The selloff came as Tyco disclosed the findings of an internal inquiry led by prominent lawyer David Boies. Tyco said the probe turned up no evidence that the company will need to restate financial results as a result of the execs' "improper conduct." But the company noted that a separate inquiry into its accounting over the last three years remains open.
Tyco shares have plunged in 2002 as the company became embroiled in a web of accounting and corporate governance scandals. The stock, which fell as low as $6.98 earlier this summer from a January high of around $60, has begun recovering with the house-cleaning efforts of new CEO Edward Breen. But some investors continue to worry about skeletons in Tyco's closets, while others wonder about shareholder lawsuits and the company's heavy debt load. Tyco dropped 52 cents to $16.02.
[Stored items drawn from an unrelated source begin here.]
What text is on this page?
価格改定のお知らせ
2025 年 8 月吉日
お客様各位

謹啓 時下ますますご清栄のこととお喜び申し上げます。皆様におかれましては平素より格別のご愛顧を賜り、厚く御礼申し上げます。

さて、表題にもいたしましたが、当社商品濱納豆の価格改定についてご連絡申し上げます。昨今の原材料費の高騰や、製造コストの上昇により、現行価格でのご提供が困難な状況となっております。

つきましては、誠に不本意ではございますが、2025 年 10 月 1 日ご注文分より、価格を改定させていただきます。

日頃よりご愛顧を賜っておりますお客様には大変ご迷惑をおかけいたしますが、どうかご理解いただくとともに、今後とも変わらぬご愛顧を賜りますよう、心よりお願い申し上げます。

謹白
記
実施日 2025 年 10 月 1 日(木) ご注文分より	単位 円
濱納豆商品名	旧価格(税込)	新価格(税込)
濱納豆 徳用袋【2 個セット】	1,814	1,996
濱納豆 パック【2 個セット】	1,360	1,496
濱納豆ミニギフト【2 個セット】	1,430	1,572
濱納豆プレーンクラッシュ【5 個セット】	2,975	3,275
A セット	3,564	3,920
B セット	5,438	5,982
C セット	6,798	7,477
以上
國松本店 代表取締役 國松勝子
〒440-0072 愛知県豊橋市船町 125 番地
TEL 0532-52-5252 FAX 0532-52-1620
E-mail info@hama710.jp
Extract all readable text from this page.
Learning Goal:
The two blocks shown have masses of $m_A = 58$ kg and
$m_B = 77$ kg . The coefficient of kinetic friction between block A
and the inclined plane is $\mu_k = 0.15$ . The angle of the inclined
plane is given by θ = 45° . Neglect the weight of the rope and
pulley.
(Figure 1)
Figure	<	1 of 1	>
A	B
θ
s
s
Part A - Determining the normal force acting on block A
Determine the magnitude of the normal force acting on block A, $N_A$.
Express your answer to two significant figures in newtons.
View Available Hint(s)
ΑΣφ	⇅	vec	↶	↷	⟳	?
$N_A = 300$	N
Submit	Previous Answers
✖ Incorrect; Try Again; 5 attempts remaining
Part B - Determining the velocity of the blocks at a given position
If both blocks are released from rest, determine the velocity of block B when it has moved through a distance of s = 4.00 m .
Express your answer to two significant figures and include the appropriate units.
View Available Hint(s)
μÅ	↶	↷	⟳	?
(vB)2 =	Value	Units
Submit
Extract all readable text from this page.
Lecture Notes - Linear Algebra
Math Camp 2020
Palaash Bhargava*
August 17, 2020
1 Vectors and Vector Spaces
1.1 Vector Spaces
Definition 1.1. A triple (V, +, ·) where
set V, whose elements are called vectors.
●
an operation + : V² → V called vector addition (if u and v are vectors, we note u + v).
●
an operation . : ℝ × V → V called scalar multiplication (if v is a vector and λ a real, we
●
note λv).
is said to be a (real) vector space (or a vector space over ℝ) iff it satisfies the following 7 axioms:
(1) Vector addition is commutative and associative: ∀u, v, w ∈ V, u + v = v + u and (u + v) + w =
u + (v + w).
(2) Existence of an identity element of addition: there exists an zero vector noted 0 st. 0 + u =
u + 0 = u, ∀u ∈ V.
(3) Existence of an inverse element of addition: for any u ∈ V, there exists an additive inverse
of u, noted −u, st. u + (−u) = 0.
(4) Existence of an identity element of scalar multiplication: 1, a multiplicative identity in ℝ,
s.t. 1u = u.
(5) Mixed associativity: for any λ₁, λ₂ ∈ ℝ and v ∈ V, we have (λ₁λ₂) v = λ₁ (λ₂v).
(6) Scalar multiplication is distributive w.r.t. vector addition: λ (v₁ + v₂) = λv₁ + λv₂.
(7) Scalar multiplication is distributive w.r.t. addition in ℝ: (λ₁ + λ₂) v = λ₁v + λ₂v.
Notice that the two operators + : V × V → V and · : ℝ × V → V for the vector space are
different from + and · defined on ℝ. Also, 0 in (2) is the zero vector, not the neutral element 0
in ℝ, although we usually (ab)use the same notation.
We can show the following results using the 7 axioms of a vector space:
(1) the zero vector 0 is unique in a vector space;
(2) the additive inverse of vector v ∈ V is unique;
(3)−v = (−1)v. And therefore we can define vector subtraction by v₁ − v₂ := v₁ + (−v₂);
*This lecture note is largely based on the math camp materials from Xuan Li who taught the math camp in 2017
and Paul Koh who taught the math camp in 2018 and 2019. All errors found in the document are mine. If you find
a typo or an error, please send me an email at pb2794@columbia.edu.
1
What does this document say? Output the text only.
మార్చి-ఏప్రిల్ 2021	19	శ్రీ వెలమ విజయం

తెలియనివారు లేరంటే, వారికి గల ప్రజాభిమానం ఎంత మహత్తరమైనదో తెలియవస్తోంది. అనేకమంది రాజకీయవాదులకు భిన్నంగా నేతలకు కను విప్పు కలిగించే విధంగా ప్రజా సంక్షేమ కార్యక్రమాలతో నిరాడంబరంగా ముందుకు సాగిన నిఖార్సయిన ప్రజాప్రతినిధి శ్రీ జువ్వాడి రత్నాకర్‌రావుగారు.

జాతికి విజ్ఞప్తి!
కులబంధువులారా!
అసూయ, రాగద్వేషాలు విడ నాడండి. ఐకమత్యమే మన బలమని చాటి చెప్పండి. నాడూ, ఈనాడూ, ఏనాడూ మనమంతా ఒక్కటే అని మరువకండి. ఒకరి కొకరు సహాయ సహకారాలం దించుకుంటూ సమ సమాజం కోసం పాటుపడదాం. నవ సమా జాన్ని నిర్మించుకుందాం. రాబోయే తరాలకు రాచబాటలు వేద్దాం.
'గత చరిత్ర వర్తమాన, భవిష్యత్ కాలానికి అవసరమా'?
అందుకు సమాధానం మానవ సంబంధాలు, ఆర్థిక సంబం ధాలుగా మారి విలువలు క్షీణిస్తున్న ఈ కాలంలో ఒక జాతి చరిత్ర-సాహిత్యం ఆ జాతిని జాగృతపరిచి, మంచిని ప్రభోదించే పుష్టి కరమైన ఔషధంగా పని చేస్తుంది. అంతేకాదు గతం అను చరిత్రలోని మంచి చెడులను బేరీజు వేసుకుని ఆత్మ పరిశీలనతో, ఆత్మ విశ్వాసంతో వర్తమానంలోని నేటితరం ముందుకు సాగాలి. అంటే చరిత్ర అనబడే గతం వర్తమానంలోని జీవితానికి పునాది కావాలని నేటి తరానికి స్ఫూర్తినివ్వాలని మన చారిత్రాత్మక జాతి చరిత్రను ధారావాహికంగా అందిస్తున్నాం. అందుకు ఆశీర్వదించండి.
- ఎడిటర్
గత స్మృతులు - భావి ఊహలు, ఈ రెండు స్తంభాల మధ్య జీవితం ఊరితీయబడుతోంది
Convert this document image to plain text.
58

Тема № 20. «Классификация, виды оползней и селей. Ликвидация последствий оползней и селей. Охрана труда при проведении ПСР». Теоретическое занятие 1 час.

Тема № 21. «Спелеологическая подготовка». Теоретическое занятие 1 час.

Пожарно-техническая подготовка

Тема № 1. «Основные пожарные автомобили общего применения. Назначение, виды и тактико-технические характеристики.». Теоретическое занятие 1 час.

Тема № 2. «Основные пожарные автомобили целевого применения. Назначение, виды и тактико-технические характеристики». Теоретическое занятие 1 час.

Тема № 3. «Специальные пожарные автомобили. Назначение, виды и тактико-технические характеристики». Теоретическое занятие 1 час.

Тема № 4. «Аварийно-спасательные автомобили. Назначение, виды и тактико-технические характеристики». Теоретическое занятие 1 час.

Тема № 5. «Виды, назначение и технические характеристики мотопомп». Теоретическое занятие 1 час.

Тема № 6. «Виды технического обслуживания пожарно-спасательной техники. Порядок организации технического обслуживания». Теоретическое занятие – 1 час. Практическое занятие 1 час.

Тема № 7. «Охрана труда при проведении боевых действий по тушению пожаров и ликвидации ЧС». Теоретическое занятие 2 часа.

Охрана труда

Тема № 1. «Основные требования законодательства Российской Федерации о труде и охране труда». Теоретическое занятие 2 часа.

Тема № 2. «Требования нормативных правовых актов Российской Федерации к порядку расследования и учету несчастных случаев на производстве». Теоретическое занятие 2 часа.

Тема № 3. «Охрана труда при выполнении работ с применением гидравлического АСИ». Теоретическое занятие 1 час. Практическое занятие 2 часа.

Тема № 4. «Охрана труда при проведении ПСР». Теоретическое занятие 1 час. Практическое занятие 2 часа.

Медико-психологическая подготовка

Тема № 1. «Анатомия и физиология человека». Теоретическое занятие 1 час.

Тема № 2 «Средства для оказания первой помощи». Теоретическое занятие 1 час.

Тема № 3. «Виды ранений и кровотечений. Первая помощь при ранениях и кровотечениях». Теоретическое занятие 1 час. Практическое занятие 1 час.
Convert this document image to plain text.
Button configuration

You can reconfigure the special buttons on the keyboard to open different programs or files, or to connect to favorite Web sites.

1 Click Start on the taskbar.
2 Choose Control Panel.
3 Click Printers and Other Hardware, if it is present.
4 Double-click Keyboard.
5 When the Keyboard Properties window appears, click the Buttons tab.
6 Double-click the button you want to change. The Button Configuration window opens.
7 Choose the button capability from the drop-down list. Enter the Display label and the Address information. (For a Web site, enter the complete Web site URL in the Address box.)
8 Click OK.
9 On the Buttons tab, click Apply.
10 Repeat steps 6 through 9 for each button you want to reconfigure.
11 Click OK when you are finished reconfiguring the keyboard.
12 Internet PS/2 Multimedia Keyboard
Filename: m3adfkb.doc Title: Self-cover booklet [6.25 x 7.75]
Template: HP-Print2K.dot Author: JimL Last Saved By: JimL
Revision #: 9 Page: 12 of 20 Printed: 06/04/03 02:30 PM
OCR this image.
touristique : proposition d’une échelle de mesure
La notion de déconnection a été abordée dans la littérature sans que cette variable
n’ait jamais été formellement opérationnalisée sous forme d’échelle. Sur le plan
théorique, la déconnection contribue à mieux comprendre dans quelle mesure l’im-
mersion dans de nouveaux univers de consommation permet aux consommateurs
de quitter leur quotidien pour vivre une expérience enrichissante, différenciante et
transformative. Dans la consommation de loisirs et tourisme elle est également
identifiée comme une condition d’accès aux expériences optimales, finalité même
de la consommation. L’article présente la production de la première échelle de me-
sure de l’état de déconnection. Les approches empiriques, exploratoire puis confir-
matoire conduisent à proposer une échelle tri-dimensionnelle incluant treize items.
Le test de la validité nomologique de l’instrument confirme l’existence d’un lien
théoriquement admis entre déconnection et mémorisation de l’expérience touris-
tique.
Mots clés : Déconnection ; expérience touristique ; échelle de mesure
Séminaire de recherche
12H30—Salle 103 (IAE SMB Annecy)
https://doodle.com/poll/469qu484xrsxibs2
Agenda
Tuesday's findings focused on the alleged misappropriation of funds by the conglomerate's former top three officers: Kozlowski, ex-financial chief Mark Swartz and former general counsel Mark Belnick. The three executives were indicted in Manhattan last week on charges that they looted the company of hundreds of millions of dollars. Tyco has filed a lawsuit seeking to recover money taken by the executives.In a press release accompanying the 8-K filing with the Securities and Exchange Commission, Tyco said the executives' actions damaged Tyco and its reputation with investors and lenders. The company said the execs hid their "illegal and improper" actions from the board and its committees.